Nelson Ananias – A gente entende que não. Queremos a retirada do agro do mercado regulado dos tetos de emissões, dentro do Plano Nacional de Regulação, porque entendemos que a metodologia de se medir o agro ainda não está madura o suficiente para que o setor entre nessa contabilidade. Mas a gente continua apoiando o alcance das metas das NDCs [Contribuição Nacionalmente Determinada, sigla em inglês adotada no Acordo de Paris para designar as metas nacionais de clima] através da recuperação de matéria ativa. O agro continua podendo contribuir para a redução das emissões como um provedor de crédito de carbono íntegro.

Queremos participar do mercado de carbono desde que tenhamos essas regras claras de como isso vai acontecer. Estamos produzindo comida, energia e soluções climáticas. Se você cria um teto de emissões nessas ações, você está indo contra essa própria narrativa de que é preciso reduzir emissões e alterar a matriz energética.

P. – Então o agro quer entrar vendendo crédito no mercado voluntário e não sendo um dos setores que precisarão cumprir metas no mercado regulado?

N. A. – Sim. A gente pode entrar no mercado regulado fornecendo offsets para o cumprimento de outros setores da economia nesse mercado regulado, até porque o agro já faz isso. Quando o produtor rural faz um plantio direto ou ILPF (integração lavoura pecuária floresta), ele já está gerando créditos de carbono.

P. – O relator do projeto na Câmara, o deputado Aliel Machado (PV-PR), chegou a oferecer ao setor a possibilidade de entrar no mercado sem estar sujeito a multas por alguns anos. Por que nem essa proposta agradou o agro?

N. A. – A proposta dele era de que o agro entraria no mercado três anos após o plano de implementação entrar em vigor, desde que essas metodologias já estivessem definidas. Mas a gente entendeu que essa proposta não criava uma segurança necessária nem incentivava aquilo que o agro pode propor como ente regulado. [Esse modelo] Não deixa claro quando isso acontecerá, não deixa claro qual vai ser o sistema de monitoramento e qual vai ser a metodologia a ser aplicada, até porque não existe essa metodologia. Não há no mundo algum lugar onde isso esteja sendo implementado de forma ampla, principalmente por um setor agropecuário do tamanho do Brasil.

Como é que a gente aplica uma única regra em várias propriedades e tipos diferentes de produtores? No setor de energia e de transporte, por exemplo, você consegue ter um padrão de medição, mas no agro, não. Se, de repente, aparece uma metodologia para um tipo de produção, isso pode ser extrapolado e prejudicar, principalmente pequenos e médios produtores.

P. – Mas existe alguma estimativa de quando essas metodologias estarão prontas e de quando o agro estará interessado em entrar no mercado regulado?

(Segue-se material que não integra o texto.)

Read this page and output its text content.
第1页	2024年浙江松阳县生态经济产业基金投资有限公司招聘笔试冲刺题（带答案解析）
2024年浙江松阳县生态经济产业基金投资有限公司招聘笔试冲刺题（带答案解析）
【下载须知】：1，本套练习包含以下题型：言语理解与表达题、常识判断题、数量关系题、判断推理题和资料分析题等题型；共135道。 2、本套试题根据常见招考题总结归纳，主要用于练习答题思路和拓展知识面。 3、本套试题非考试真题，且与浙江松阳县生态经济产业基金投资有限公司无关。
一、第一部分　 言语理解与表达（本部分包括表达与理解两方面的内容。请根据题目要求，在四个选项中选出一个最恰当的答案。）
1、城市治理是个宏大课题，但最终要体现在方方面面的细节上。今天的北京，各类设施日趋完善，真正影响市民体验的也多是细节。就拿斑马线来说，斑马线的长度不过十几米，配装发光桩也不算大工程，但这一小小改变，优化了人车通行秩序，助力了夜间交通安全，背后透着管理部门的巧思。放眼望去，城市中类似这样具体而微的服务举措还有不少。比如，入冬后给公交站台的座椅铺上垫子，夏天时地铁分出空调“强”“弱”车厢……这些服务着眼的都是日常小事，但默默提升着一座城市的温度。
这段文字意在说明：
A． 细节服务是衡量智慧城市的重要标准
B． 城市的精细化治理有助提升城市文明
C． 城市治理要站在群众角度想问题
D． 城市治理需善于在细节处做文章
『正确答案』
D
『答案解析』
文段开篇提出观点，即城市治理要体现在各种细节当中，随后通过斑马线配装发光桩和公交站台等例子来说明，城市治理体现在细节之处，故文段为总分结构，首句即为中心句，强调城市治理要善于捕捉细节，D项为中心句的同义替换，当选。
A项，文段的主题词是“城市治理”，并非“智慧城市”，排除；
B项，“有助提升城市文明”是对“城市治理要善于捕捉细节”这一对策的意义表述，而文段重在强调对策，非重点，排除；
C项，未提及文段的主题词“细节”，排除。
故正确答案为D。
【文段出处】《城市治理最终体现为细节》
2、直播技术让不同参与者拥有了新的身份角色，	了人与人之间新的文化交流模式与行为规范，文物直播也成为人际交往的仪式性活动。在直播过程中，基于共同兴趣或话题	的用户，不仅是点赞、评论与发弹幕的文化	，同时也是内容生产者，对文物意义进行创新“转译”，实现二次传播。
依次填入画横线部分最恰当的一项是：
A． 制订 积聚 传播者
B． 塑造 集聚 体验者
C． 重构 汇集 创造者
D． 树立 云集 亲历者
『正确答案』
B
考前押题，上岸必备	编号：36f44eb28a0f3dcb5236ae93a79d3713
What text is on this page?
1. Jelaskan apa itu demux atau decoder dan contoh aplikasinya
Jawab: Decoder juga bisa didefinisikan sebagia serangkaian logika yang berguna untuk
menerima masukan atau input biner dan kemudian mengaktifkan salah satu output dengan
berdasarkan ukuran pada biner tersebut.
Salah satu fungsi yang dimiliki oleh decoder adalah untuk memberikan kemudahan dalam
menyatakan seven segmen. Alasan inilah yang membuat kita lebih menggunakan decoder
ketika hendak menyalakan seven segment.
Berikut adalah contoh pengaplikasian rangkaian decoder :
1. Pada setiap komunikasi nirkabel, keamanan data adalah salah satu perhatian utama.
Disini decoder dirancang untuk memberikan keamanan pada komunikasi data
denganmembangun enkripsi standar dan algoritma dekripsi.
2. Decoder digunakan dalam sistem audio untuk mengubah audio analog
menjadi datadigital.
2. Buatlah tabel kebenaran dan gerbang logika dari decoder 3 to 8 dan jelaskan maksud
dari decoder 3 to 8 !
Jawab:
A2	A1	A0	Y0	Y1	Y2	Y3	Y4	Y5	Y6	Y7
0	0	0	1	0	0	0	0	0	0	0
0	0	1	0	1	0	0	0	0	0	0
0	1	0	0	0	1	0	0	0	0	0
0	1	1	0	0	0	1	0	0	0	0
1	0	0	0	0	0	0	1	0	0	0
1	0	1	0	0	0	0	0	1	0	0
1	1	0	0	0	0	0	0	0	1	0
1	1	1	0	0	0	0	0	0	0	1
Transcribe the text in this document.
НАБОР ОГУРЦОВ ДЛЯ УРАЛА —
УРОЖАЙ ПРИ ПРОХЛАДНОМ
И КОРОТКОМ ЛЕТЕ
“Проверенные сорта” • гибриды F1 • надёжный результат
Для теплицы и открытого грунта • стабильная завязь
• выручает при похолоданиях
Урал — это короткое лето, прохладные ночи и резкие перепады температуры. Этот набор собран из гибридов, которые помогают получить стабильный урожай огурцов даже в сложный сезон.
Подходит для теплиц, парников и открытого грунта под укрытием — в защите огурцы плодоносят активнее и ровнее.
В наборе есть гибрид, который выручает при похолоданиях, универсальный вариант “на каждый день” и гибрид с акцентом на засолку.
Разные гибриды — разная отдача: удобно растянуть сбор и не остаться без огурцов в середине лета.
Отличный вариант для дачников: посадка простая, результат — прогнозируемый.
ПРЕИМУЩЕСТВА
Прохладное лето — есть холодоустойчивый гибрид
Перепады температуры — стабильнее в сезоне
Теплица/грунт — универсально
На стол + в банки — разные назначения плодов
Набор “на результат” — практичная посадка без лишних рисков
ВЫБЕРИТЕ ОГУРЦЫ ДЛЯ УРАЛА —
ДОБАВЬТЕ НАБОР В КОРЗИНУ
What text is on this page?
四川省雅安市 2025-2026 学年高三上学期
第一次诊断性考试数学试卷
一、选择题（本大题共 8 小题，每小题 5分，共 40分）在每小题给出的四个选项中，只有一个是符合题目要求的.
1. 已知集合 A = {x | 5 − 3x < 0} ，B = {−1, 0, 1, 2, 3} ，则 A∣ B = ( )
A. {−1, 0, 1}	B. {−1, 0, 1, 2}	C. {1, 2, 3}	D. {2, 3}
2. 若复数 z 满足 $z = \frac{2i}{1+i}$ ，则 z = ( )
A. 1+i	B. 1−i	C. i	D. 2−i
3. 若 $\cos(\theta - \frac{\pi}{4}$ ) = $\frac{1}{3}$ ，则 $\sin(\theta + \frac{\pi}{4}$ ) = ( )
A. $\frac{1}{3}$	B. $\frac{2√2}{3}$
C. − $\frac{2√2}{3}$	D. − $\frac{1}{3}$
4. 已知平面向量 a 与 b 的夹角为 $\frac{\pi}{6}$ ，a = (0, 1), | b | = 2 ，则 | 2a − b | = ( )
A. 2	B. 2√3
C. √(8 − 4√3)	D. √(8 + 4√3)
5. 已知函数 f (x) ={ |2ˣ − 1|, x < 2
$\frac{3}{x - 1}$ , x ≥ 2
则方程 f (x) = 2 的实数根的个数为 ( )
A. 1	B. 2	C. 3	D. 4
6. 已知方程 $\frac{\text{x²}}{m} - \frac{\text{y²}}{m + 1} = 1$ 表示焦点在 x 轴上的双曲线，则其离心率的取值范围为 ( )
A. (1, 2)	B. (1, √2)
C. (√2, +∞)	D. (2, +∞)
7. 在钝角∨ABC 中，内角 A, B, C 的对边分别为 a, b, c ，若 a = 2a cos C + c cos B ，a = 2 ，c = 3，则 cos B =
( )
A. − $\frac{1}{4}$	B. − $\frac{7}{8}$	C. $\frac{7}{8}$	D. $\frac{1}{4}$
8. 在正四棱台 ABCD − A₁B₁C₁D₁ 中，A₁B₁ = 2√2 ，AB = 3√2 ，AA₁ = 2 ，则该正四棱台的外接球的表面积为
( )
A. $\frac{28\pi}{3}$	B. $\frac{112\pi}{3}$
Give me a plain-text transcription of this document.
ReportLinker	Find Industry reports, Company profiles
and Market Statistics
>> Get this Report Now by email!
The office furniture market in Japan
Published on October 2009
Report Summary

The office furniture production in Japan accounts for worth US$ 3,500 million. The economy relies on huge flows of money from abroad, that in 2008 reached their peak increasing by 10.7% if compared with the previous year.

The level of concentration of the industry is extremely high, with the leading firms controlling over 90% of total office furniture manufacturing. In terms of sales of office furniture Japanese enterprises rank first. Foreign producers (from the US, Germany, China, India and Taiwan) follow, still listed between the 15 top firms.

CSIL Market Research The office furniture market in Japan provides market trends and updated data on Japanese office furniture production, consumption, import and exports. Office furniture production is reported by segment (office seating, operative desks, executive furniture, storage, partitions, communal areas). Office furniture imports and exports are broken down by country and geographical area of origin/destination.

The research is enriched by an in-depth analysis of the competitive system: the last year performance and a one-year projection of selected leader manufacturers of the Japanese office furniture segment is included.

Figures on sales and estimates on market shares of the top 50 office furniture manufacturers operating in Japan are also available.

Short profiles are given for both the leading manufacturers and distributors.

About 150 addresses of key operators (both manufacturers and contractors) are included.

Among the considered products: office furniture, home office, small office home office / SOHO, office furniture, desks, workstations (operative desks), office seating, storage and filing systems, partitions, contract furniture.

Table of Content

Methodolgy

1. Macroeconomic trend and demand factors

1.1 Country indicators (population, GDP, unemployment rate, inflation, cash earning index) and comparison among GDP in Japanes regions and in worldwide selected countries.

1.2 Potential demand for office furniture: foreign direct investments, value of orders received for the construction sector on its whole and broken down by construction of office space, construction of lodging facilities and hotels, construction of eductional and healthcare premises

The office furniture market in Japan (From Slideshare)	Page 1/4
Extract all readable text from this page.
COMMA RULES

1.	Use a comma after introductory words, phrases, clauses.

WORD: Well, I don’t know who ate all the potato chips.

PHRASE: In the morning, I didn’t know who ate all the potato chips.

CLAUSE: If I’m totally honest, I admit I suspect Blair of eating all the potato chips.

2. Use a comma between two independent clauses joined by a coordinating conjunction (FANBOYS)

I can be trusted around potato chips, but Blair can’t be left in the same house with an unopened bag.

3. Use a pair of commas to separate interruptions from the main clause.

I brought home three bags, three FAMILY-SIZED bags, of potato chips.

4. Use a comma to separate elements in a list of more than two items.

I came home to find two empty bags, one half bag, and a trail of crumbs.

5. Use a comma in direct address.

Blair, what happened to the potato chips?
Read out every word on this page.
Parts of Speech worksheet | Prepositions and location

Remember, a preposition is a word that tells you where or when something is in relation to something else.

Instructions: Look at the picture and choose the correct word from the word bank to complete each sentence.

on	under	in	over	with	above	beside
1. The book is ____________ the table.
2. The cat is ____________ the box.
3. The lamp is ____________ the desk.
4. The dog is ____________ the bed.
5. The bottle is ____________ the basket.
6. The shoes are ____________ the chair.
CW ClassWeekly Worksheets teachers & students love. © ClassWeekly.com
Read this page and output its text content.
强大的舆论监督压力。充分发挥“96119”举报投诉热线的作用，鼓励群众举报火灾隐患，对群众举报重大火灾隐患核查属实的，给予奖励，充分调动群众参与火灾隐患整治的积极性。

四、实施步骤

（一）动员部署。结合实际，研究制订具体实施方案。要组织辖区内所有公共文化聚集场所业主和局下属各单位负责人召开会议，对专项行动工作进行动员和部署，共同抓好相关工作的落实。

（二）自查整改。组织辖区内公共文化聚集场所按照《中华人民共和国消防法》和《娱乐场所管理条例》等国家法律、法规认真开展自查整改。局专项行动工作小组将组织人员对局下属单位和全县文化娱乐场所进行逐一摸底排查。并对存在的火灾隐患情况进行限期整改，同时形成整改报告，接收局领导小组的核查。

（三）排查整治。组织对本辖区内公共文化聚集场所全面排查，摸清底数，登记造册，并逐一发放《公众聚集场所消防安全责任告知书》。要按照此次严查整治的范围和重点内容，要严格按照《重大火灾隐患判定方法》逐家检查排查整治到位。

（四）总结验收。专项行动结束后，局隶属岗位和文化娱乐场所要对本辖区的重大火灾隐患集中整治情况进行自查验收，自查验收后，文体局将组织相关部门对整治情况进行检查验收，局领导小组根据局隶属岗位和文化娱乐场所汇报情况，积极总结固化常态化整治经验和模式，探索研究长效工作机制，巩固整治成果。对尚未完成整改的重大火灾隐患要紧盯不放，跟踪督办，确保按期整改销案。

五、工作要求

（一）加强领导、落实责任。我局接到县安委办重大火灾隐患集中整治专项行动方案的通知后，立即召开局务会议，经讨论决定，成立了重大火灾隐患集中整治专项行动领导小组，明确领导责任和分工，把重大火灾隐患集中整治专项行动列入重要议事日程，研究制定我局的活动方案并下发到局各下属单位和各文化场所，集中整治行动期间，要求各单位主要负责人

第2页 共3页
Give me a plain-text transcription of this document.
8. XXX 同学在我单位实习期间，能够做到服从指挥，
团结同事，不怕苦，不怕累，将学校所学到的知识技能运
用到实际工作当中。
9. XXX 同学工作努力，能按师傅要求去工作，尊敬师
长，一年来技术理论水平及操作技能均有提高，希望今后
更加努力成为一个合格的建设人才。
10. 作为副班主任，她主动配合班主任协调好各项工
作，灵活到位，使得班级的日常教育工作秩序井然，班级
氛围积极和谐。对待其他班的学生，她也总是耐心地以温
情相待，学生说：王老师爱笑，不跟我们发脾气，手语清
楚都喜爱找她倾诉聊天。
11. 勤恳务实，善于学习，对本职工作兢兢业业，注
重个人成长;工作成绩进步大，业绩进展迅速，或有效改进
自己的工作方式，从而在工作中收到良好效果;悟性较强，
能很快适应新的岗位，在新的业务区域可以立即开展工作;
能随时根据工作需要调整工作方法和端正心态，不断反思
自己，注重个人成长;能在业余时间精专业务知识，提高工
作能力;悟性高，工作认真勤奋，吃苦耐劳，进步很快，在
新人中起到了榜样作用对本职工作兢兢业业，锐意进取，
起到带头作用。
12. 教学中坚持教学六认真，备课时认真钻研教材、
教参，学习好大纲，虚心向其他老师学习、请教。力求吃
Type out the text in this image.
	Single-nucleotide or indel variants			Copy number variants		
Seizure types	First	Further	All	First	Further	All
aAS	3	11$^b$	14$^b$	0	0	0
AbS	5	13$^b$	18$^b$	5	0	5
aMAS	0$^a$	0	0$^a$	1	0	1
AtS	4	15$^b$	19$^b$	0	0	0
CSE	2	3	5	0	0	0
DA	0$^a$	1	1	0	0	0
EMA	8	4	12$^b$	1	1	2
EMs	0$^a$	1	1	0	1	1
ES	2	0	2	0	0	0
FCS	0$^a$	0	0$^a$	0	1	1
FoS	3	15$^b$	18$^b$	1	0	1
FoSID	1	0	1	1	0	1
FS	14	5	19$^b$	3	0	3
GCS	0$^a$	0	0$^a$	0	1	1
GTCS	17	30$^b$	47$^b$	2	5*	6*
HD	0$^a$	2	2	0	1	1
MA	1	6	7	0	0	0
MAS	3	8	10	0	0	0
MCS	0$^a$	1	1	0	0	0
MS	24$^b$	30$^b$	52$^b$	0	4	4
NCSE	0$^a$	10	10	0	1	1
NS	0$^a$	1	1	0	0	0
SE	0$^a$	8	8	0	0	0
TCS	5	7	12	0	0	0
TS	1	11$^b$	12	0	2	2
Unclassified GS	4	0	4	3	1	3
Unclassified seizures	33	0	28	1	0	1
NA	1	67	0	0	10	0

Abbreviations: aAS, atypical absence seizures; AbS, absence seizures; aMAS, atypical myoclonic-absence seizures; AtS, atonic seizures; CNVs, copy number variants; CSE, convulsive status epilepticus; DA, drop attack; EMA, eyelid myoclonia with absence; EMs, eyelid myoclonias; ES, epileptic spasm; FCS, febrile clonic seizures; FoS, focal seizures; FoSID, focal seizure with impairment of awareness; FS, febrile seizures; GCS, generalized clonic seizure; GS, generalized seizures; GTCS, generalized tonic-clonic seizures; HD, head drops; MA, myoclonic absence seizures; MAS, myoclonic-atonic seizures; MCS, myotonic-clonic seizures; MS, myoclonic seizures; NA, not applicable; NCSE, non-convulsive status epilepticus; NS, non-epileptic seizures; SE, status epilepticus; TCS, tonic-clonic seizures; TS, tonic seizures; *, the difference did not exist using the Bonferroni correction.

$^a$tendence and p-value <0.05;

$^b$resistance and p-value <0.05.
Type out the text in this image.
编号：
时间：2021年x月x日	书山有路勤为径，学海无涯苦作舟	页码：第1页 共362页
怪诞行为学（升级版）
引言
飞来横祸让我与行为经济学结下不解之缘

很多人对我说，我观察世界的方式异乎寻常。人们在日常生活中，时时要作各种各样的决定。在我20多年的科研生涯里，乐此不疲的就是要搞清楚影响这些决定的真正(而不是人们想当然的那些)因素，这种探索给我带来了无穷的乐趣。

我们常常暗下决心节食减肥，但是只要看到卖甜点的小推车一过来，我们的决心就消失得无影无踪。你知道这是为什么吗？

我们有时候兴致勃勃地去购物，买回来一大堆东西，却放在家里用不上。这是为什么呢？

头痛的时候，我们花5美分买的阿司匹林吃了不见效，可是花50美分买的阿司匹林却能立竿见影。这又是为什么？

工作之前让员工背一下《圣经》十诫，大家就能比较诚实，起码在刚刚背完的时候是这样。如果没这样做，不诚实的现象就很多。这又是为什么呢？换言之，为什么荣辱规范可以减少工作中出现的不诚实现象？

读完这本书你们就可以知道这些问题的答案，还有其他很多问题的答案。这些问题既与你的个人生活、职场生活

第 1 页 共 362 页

N. A. – A gente entende que não há um horizonte. Não há nada hoje que diga realmente que a gente pode daqui a seis anos, por exemplo, ser regulado. A gente não vê horizonte nesse espaço de tempo.

P. – Os produtores rurais estão insatisfeitos com a criação dos mercados jurisdicionais de carbono?

N. A. – A gente entende que o texto é geral e bem confuso. Ele diz que o produtor pode solicitar a retirada da parte dele do mercado jurisdicional, mas isso ainda precisa ser regulamentado. A gente ainda precisa estudar quais os impactos e quais as regulamentações para dizer se realmente é uma vantagem ao produtor rural esses mercados jurisdicionais ou não.